If you work with children, and see one of your charges being abused or even raped, you might think you and your employer had a legal obligation to report it to the authorities. Not so. There is no legal requirement on anyone working with minors in England (Wales or Scotland) to report such incidents or concerns to the Local Authority Designated Officer (LADO), children's services or in the event of a 'known' crime, the police.
We are seeking the introduction of law which requires staff in fall such settings which are defined as ‘Regulated Activities,’ [Safeguarding Vulnerable Groups Act 2006] who know, suspect, or have reasonable grounds for knowing or suspecting child abuse, to inform the LADO (or in appropriate circumstances children's services) so that experienced and independent assessment is introduced immediately to ensure perpetrators are stopped as soon as possible. Here is our 5 Minute guide to Mandatory Reporting . Mandatory Reporting operates in the significant majority of countries on all four continents - it is England, Wales and Scotland that are out of step.
• A criminal sanction for failure to report removes any perceived need to weigh up whether the concerns reported are serious enough, or who to believe before having to decide what to do: the person reporting is freed from having to make complex judgements about who is telling the truth and they will know they are following and protected by the law when they report as opposed to whistleblowing - please listen to this chilling 2 minute audio file from BBC5 Live 'call in' about mandatory reporting.
Mandate Now is the political and legislative arm of Paula Barrow’s highly successful 'Daniel's Law' petition which shares our objectives for the introduction of Mandatory Reporting in all Regulated Activities. Please visit the Daniel's Law website here.

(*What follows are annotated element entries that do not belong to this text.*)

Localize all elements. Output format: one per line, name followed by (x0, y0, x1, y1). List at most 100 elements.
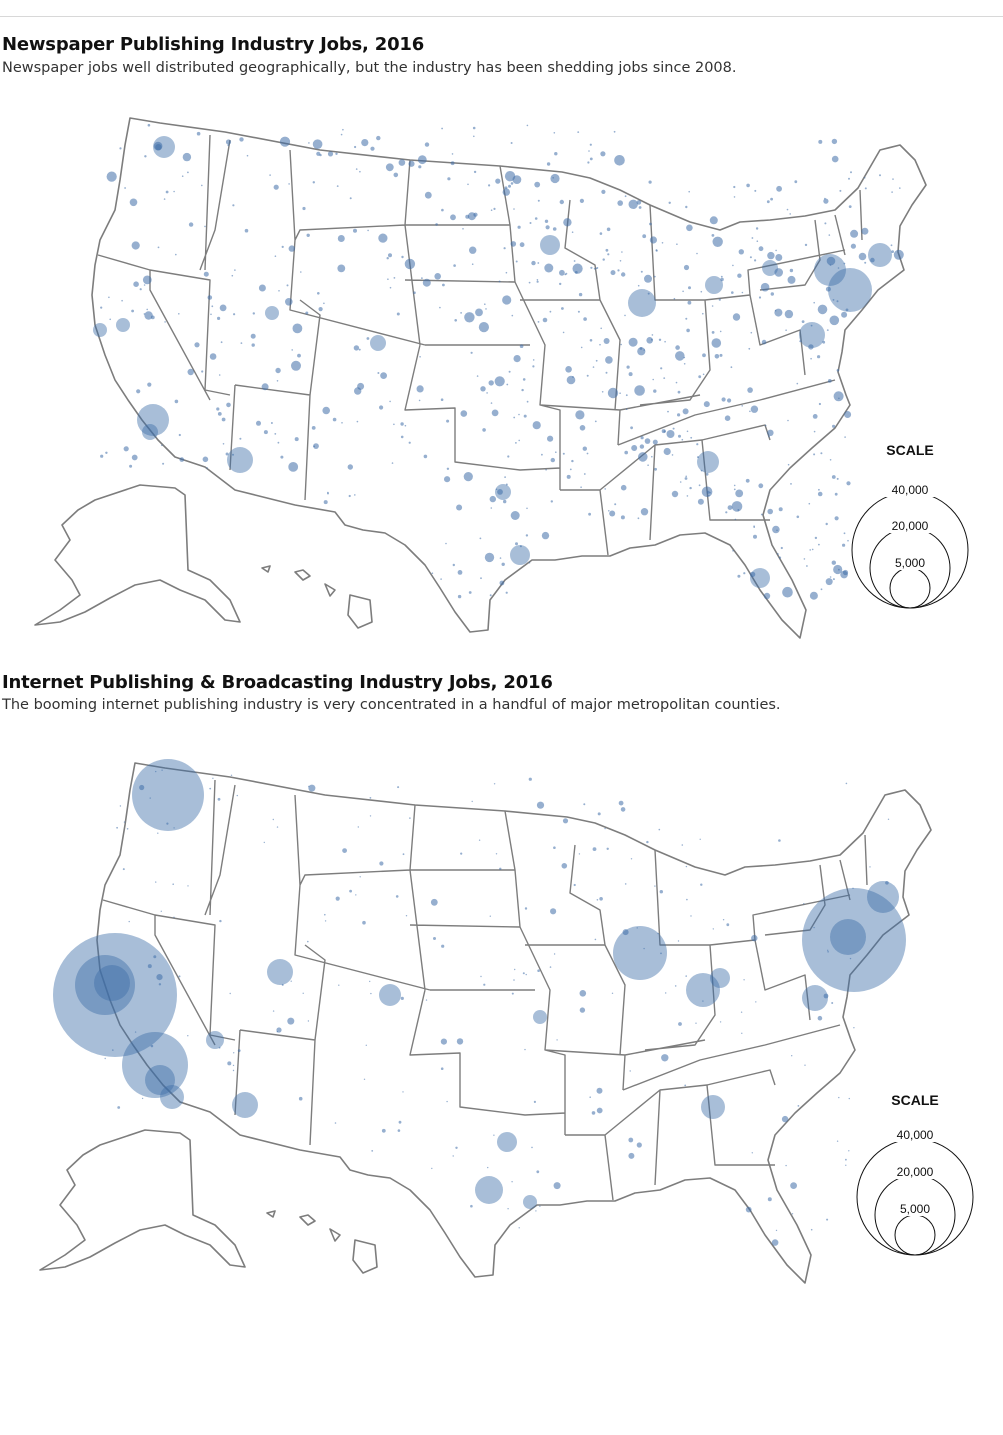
county-bubble (697, 498, 704, 505)
county-bubble (702, 353, 706, 358)
county-bubble (826, 329, 829, 331)
county-bubble (665, 992, 667, 994)
county-bubble (441, 127, 443, 130)
county-bubble (681, 438, 684, 441)
county-bubble (222, 443, 225, 445)
county-bubble (144, 155, 147, 158)
county-bubble (478, 839, 481, 841)
county-bubble (381, 1128, 386, 1133)
county-bubble (416, 385, 424, 393)
county-bubble (505, 483, 508, 486)
county-bubble (523, 1195, 537, 1209)
county-bubble (510, 545, 530, 565)
county-bubble (143, 313, 146, 315)
county-bubble (613, 130, 616, 133)
county-bubble (824, 222, 827, 225)
county-bubble (129, 464, 133, 468)
county-bubble (686, 898, 688, 901)
county-bubble (601, 189, 606, 194)
county-bubble (643, 349, 645, 351)
county-bubble (371, 1150, 374, 1152)
county-bubble (760, 513, 763, 516)
county-bubble (758, 483, 764, 489)
county-bubble (359, 876, 361, 878)
county-bubble (550, 457, 555, 463)
county-bubble (122, 868, 125, 871)
county-bubble (142, 424, 158, 440)
county-bubble (592, 366, 595, 368)
county-bubble (589, 157, 593, 161)
county-bubble (640, 508, 649, 516)
county-bubble (365, 1044, 367, 1046)
scale-label-20000: 20,000 (892, 519, 929, 533)
county-bubble (341, 422, 343, 424)
county-bubble (737, 574, 741, 578)
county-bubble (596, 1087, 603, 1094)
county-bubble (460, 410, 468, 417)
county-bubble (250, 333, 256, 339)
county-bubble (829, 459, 832, 461)
county-bubble (580, 486, 582, 489)
county-bubble (700, 469, 703, 472)
county-bubble (554, 152, 558, 156)
county-bubble (433, 937, 436, 940)
county-bubble (393, 423, 395, 426)
county-bubble (486, 392, 488, 394)
county-bubble (711, 305, 714, 307)
county-bubble (272, 818, 274, 821)
county-bubble (619, 260, 622, 262)
county-bubble (525, 973, 527, 976)
county-bubble (263, 430, 268, 435)
county-bubble (749, 410, 751, 413)
county-bubble (536, 801, 545, 809)
county-bubble (827, 949, 829, 951)
county-bubble (434, 273, 442, 280)
county-bubble (324, 913, 326, 916)
county-bubble (843, 532, 846, 535)
county-bubble (281, 983, 284, 986)
county-bubble (258, 284, 266, 292)
county-bubble (161, 769, 163, 771)
county-bubble (685, 205, 688, 209)
county-bubble (534, 181, 541, 188)
county-bubble (393, 277, 396, 279)
county-bubble (335, 896, 340, 901)
county-bubble (722, 919, 725, 921)
county-bubble (734, 518, 737, 521)
county-bubble (703, 401, 710, 408)
county-bubble (237, 1049, 241, 1052)
county-bubble (837, 267, 840, 269)
county-bubble (340, 133, 343, 136)
county-bubble (147, 382, 152, 387)
scale-heading: SCALE (891, 1092, 938, 1108)
county-bubble (620, 515, 625, 520)
county-bubble (686, 224, 693, 232)
county-bubble (471, 800, 473, 803)
county-bubble (864, 261, 867, 264)
county-bubble (787, 275, 796, 284)
county-bubble (562, 331, 565, 334)
county-bubble (400, 435, 404, 439)
county-bubble (755, 1001, 757, 1003)
county-bubble (146, 308, 148, 311)
county-bubble (528, 281, 531, 284)
county-bubble (640, 270, 643, 273)
county-bubble (470, 1204, 473, 1208)
county-bubble (756, 240, 759, 242)
county-bubble (302, 992, 304, 994)
county-bubble (813, 301, 815, 304)
county-bubble (518, 413, 520, 416)
county-bubble (316, 151, 321, 156)
county-bubble (286, 284, 289, 287)
county-bubble (405, 915, 408, 917)
county-bubble (580, 346, 583, 349)
county-bubble (675, 381, 678, 384)
county-bubble (342, 128, 344, 131)
county-bubble (569, 468, 572, 471)
county-bubble (701, 1095, 725, 1119)
county-bubble (204, 225, 206, 228)
county-bubble (495, 853, 498, 855)
county-bubble (646, 337, 653, 344)
map-subtitle-newspaper: Newspaper jobs well distributed geograph… (2, 60, 737, 76)
county-bubble (806, 565, 808, 567)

We are requesting you urgently draft legislation that reflects the reality of our society rather than the make believe world that the legislation addresses in which professionals know best, most people do the right thing and everyone would protect a child at risk of harm. The cases that have come to public attention over the past year (Savile Inquiries, Rochdale SCR, Hillside First School SCR and Mid Staffs Hospital Inquiry report) clearly evidence that this is not the case. The current discussions around strengthening the ‘whistle blowing’ legislation have also highlighted the many conflicting interests and pressures that stop people reporting serious concerns but ‘whistle blowing’ legislation on its own will achieve little. Not having legislation that reflects these realities means staff are currently unsupported when faced with the difficult task of referring internally, and then the administration of the Regulated Activity is conflicted when deciding whether or not to inform the LADO of the worst possible news for any institution.
Only when we acknowledge that the objective aim of protecting children can so easily be undermined by the subjective realities of the real world, will we begin to develop intelligent legislation and guidance. It needs to cut through the dysfunctional dynamics, negative culture and careless indifference that surround child abuse, and face up to the realities of the crime. When this is achieved we will begin to address the shocking scale of unreported child abuse in this country which destroys the lives of many tens of thousands of children every year at incalculable long-term costs to society.
Our European neighbour the Republic of Ireland has just introduced mandatory reporting, an example we urgently need to replicate for the protection of our children.